Éric Ciotti, dos republicanos, e o nacionalista Eriz Zemmour, presidente do partido de extrema-direita Reconquête, apelaram a um estado de emergência imediato. No caso do primeiro, “em todos os lugares onde os incidentes eclodiram”.

Por outro lado, Jean-Luc Melanchon, presidente do França Insubmissa, preferiu fazer “apelos à justiça” para com Nahel. “Os cães de guarda apelam-nos à calma. Clamamos por justiça. Retirem a ação legal contra o pobre Nahel. Foquem-se no polícia assassino e no seu cúmplice”, escreveu no Twitter.

Quem era Nahel?

Nahel M. era um jovem francês de ascendência argelina e marroquina. Filho único, foi educado pela mãe solteira em Nanterre, cidade dos subúrbios, a cerca de 15 minutos de comboio de Paris. Estava a trabalhar como estafeta de entrega de pizzas e era jogador de rugby numa equipa local, os Piratas de Nanterre, tendo estado também inserido numa equipa de integração de adolescentes com dificuldades de integração chamada Ovale Citoyen.

Estava inscrito numa escola em Suresnes, relativamente perto de casa, para se tornar eletricista, de acordo com a BBC, embora a sua educação seja descrita como “caótica” e a assiduidade às aulas fraca. Os jornais franceses indicam que não aparecia na escola há mais de 6 meses.
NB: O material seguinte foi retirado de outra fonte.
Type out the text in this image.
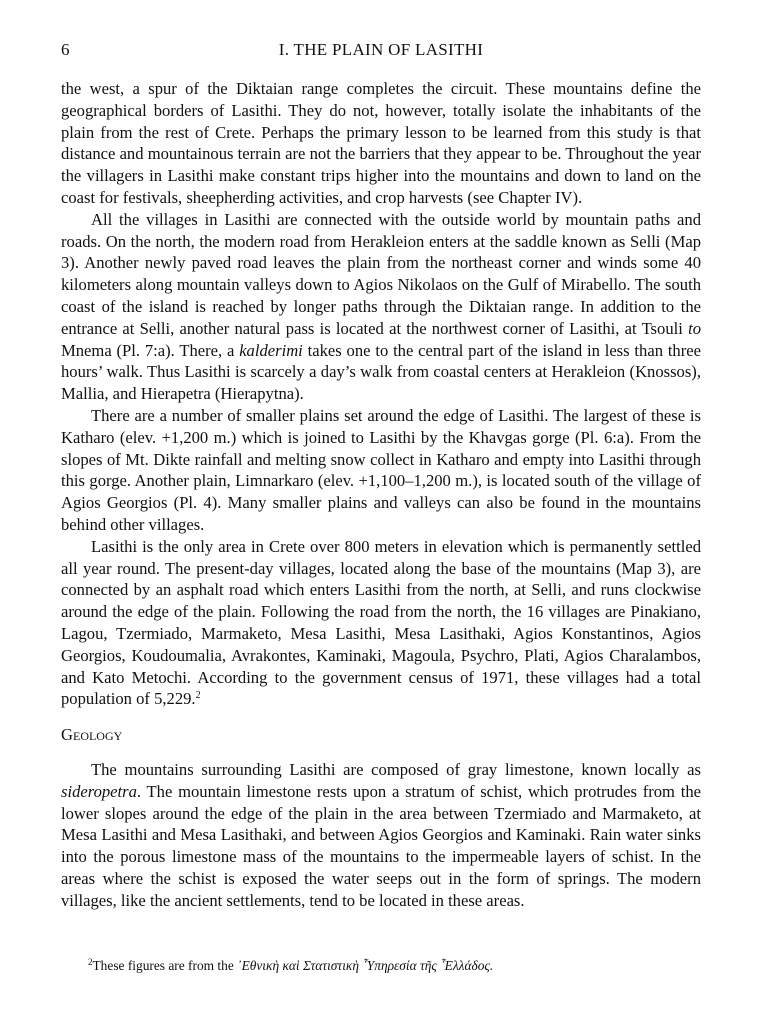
6	I. THE PLAIN OF LASITHI

the west, a spur of the Diktaian range completes the circuit. These mountains define the geographical borders of Lasithi. They do not, however, totally isolate the inhabitants of the plain from the rest of Crete. Perhaps the primary lesson to be learned from this study is that distance and mountainous terrain are not the barriers that they appear to be. Throughout the year the villagers in Lasithi make constant trips higher into the mountains and down to land on the coast for festivals, sheepherding activities, and crop harvests (see Chapter IV).

All the villages in Lasithi are connected with the outside world by mountain paths and roads. On the north, the modern road from Herakleion enters at the saddle known as Selli (Map 3). Another newly paved road leaves the plain from the northeast corner and winds some 40 kilometers along mountain valleys down to Agios Nikolaos on the Gulf of Mirabello. The south coast of the island is reached by longer paths through the Diktaian range. In addition to the entrance at Selli, another natural pass is located at the northwest corner of Lasithi, at Tsouli to Mnema (Pl. 7:a). There, a kalderimi takes one to the central part of the island in less than three hours’ walk. Thus Lasithi is scarcely a day’s walk from coastal centers at Herakleion (Knossos), Mallia, and Hierapetra (Hierapytna).

There are a number of smaller plains set around the edge of Lasithi. The largest of these is Katharo (elev. +1,200 m.) which is joined to Lasithi by the Khavgas gorge (Pl. 6:a). From the slopes of Mt. Dikte rainfall and melting snow collect in Katharo and empty into Lasithi through this gorge. Another plain, Limnarkaro (elev. +1,100–1,200 m.), is located south of the village of Agios Georgios (Pl. 4). Many smaller plains and valleys can also be found in the mountains behind other villages.

Lasithi is the only area in Crete over 800 meters in elevation which is permanently settled all year round. The present-day villages, located along the base of the mountains (Map 3), are connected by an asphalt road which enters Lasithi from the north, at Selli, and runs clockwise around the edge of the plain. Following the road from the north, the 16 villages are Pinakiano, Lagou, Tzermiado, Marmaketo, Mesa Lasithi, Mesa Lasithaki, Agios Konstantinos, Agios Georgios, Koudoumalia, Avrakontes, Kaminaki, Magoula, Psychro, Plati, Agios Charalambos, and Kato Metochi. According to the government census of 1971, these villages had a total population of 5,229.$^2$

Geology

The mountains surrounding Lasithi are composed of gray limestone, known locally as sideropetra. The mountain limestone rests upon a stratum of schist, which protrudes from the lower slopes around the edge of the plain in the area between Tzermiado and Marmaketo, at Mesa Lasithi and Mesa Lasithaki, and between Agios Georgios and Kaminaki. Rain water sinks into the porous limestone mass of the mountains to the impermeable layers of schist. In the areas where the schist is exposed the water seeps out in the form of springs. The modern villages, like the ancient settlements, tend to be located in these areas.

$^2$These figures are from the ᾿Εθνικὴ καὶ Στατιστικὴ ῟Υπηρεσία τῆς ῟Ελλάδος.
Já era conhecido pela polícia, segundo o Le Figaro: foi detido 12 vezes por vários delitos e tinha-se recusado a obedecer a ordens quatro vezes.

A avó descreveu-o ao jornalista francês Clément Lanot como “um bom rapaz”, que “não tinha problemas com a justiça”. Também a advogada contratada para representar a sua família disse ao “C à Vous” que Nahel não tinha antecedentes criminais, mas Pascal Prache, procurador em Nanterre, já fez saber que era conhecido por não obedecer a sinais de trânsito e que foi chamado a um tribunal juvenil em setembro do ano passado.

Na terça-feira, o adolescente despediu-se da mãe com um beijo antes de esta sair para o trabalho, tendo-lhe dito “amo-te, mãe”. Mounia reagiu à morte do filho perguntando num vídeo em direto nas redes sociais: “O que é que vou fazer agora?”. E acrescentou: “Dediquei-lhe tudo (…) Só tenho um, não tenho 10 [filhos]. Ele era a minha vida, o meu melhor amigo.”

Em declarações à France 5 na noite de quinta-feira, disse que não culpava a polícia pela morte de Nahel, mas “a pessoa que o matou”. E disse ainda: “Ele não precisava de matar o meu filho, havia outras maneiras de lidar com a situação. Uma bala, uma bala, tão perto do peito. Eu não podia imaginar isto.”